Ternyata, penggunaan lafadz “sayyidina” dalam bershalawat kepada nabi telah digunakan sejak zaman sahabat –radhiallahu ‘anhum-. Diantaranya, telah diriwayatkan dari sahabat Ibnu Umar –radhiallahu ‘anhu- :
إرواء الغليل في تخريج أحاديث منار السبيل (6/ 221)
(1822) - (حديث ابن عمر: " أنه كان إذا دعى ليزوج قال: الحمد لله وصلى الله على سيدنا محمد , إن فلانا يخطب إليكم فإن أنكحتموه فالحمد لله وإن رددتموه فسبحان الله " (2/145) .
* صحيح.
“Sesungguhnya Beliau (Ibnu Umar) apabila diseru untuk menikah, beliau berkata : “AL-HAMDULILLAH WA SHALLALLAHU ‘ALA SAYYIDINA MUHAMMAD (Segala puji bagi Allah dan semoga Shalawat Allah tercurah kepada SAYYIDINA (tuan kami) Muhammad). Sesungguhnya si anu meminta kalian untuk menikah. Maka jika mereka menikahkannya, Alhamdulillah (segala puji bagi Allah). Dan jika mereka menolaknya, subhanallah (Maha Suci Allah).”
Asy-Syaikh Al-Albani –rahimahullah- mengatakan : SHAHIH. [ Irwa’ul Ghalil Fi Takhriiji Ahaditsi Manaris Sabil : 6/221 no : 1822 cetakan Al-Maktab Al-Islami ]. Lihat gambar di bawah !
Oleh karena itu, pernyataan yang mengatakan bahwa bershalawat kepada Nabi tidak boleh memakai lafadz “sayyidina” karena lafadz ini termasuk bid’ah, merupakan pendapat yang tidak tepat.
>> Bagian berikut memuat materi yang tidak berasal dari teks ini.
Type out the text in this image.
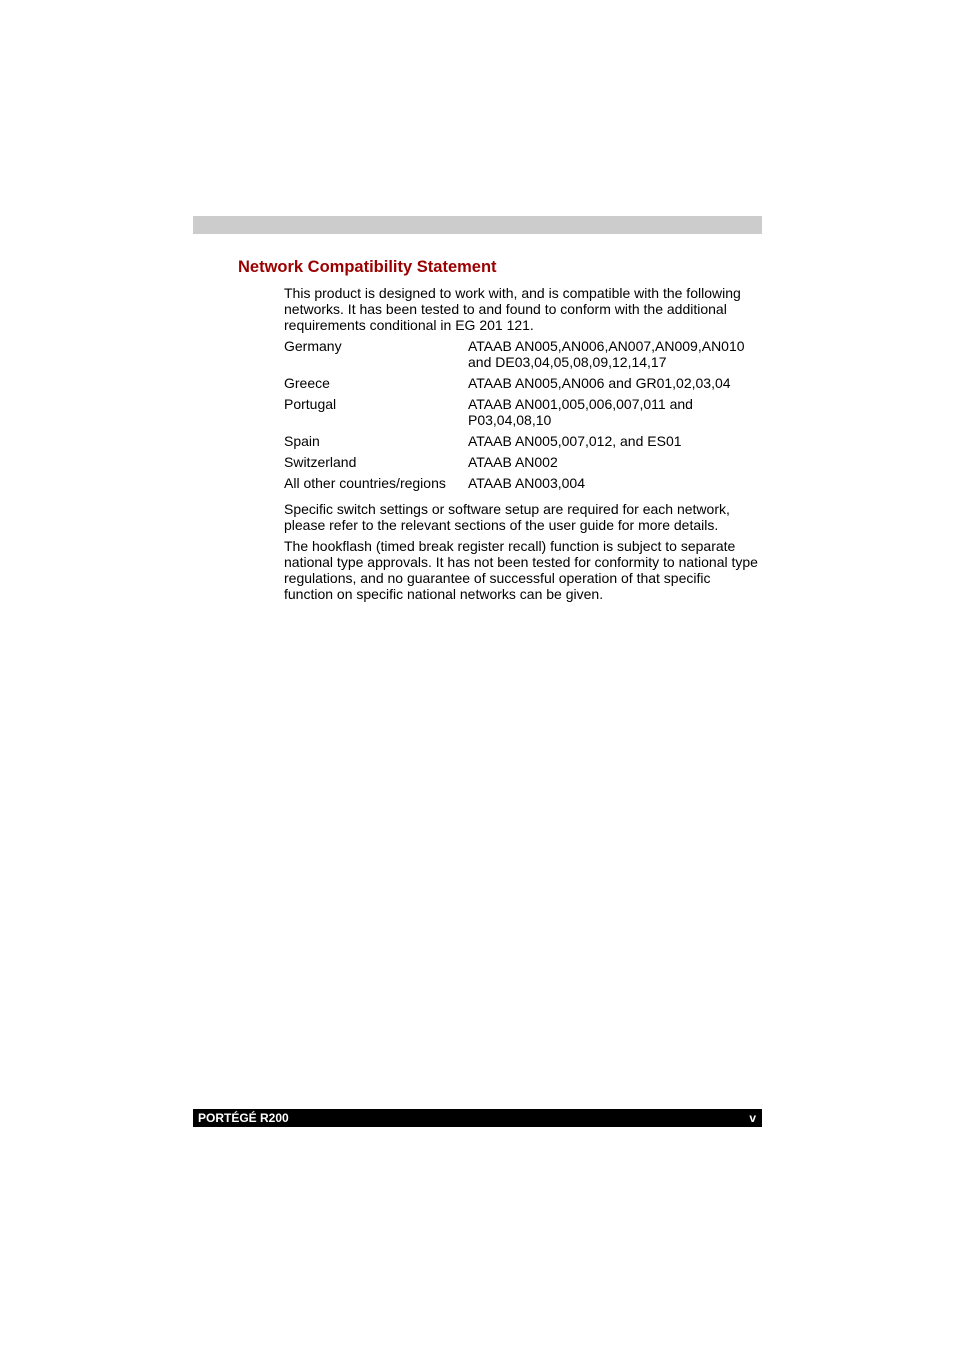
Network Compatibility Statement

This product is designed to work with, and is compatible with the following networks. It has been tested to and found to conform with the additional requirements conditional in EG 201 121.

Germany	ATAAB AN005,AN006,AN007,AN009,AN010 and DE03,04,05,08,09,12,14,17
Greece	ATAAB AN005,AN006 and GR01,02,03,04
Portugal	ATAAB AN001,005,006,007,011 and P03,04,08,10
Spain	ATAAB AN005,007,012, and ES01
Switzerland	ATAAB AN002
All other countries/regions	ATAAB AN003,004

Specific switch settings or software setup are required for each network, please refer to the relevant sections of the user guide for more details.

The hookflash (timed break register recall) function is subject to separate national type approvals. It has not been tested for conformity to national type regulations, and no guarantee of successful operation of that specific function on specific national networks can be given.

PORTÉGÉ R200	v
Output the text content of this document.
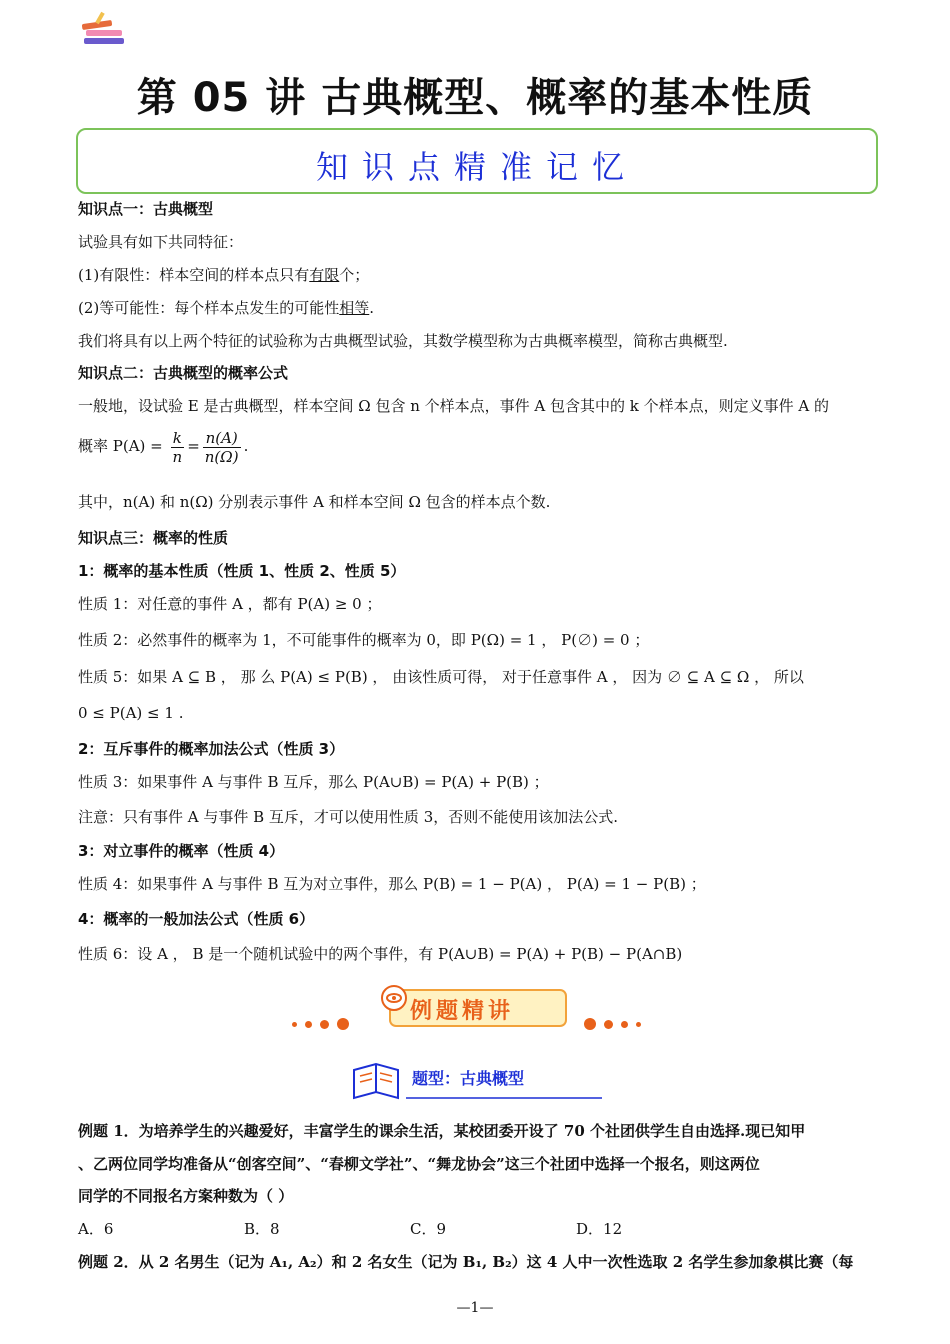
第 05 讲 古典概型、概率的基本性质
知识点精准记忆
知识点一：古典概型
试验具有如下共同特征：
(1)有限性：样本空间的样本点只有有限个；
(2)等可能性：每个样本点发生的可能性相等.
我们将具有以上两个特征的试验称为古典概型试验，其数学模型称为古典概率模型，简称古典概型.
知识点二：古典概型的概率公式
一般地，设试验 E 是古典概型，样本空间 Ω 包含 n 个样本点，事件 A 包含其中的 k 个样本点，则定义事件 A 的
概率 $P(A) = \frac{k}{n} = \frac{n(A)}{n(\Omega)}$ .
其中，n(A) 和 n(Ω) 分别表示事件 A 和样本空间 Ω 包含的样本点个数.
知识点三：概率的性质
1：概率的基本性质（性质 1、性质 2、性质 5）
性质 1：对任意的事件 A ，都有 P(A) ≥ 0 ；
性质 2：必然事件的概率为 1，不可能事件的概率为 0，即 P(Ω) = 1 ， P(∅) = 0 ；
性质 5：如果 A ⊆ B ， 那 么 P(A) ≤ P(B) ， 由该性质可得， 对于任意事件 A ， 因为 ∅ ⊆ A ⊆ Ω ， 所以
0 ≤ P(A) ≤ 1 .
2：互斥事件的概率加法公式（性质 3）
性质 3：如果事件 A 与事件 B 互斥，那么 P(A∪B) = P(A) + P(B) ；
注意：只有事件 A 与事件 B 互斥，才可以使用性质 3，否则不能使用该加法公式.
3：对立事件的概率（性质 4）
性质 4：如果事件 A 与事件 B 互为对立事件，那么 P(B) = 1 − P(A) ， P(A) = 1 − P(B) ；
4：概率的一般加法公式（性质 6）
性质 6：设 A ， B 是一个随机试验中的两个事件，有 P(A∪B) = P(A) + P(B) − P(A∩B)
例题精讲
题型：古典概型
例题 1．为培养学生的兴趣爱好，丰富学生的课余生活，某校团委开设了 70 个社团供学生自由选择.现已知甲
、乙两位同学均准备从“创客空间”、“春柳文学社”、“舞龙协会”这三个社团中选择一个报名，则这两位
同学的不同报名方案种数为（ ）
A．6	B．8	C．9	D．12
例题 2．从 2 名男生（记为 A₁, A₂）和 2 名女生（记为 B₁, B₂）这 4 人中一次性选取 2 名学生参加象棋比赛（每
—1—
Karena lafadz ini telah digunakan oleh generasi terbaik umat Islam sepanjang masa, yaitu para sahabat. Bahkan, penggunaan lafadz “sayyidina” sebelum nama nabi dalam bershalawat, lebih memuliakan dan beradab kepada beliau –shallallahu ‘alaihi wa sallam- dari pada langsung menyebut namanya. Wallahu a’lam.
Semoga bermanfaat. Barakallahu fiikum.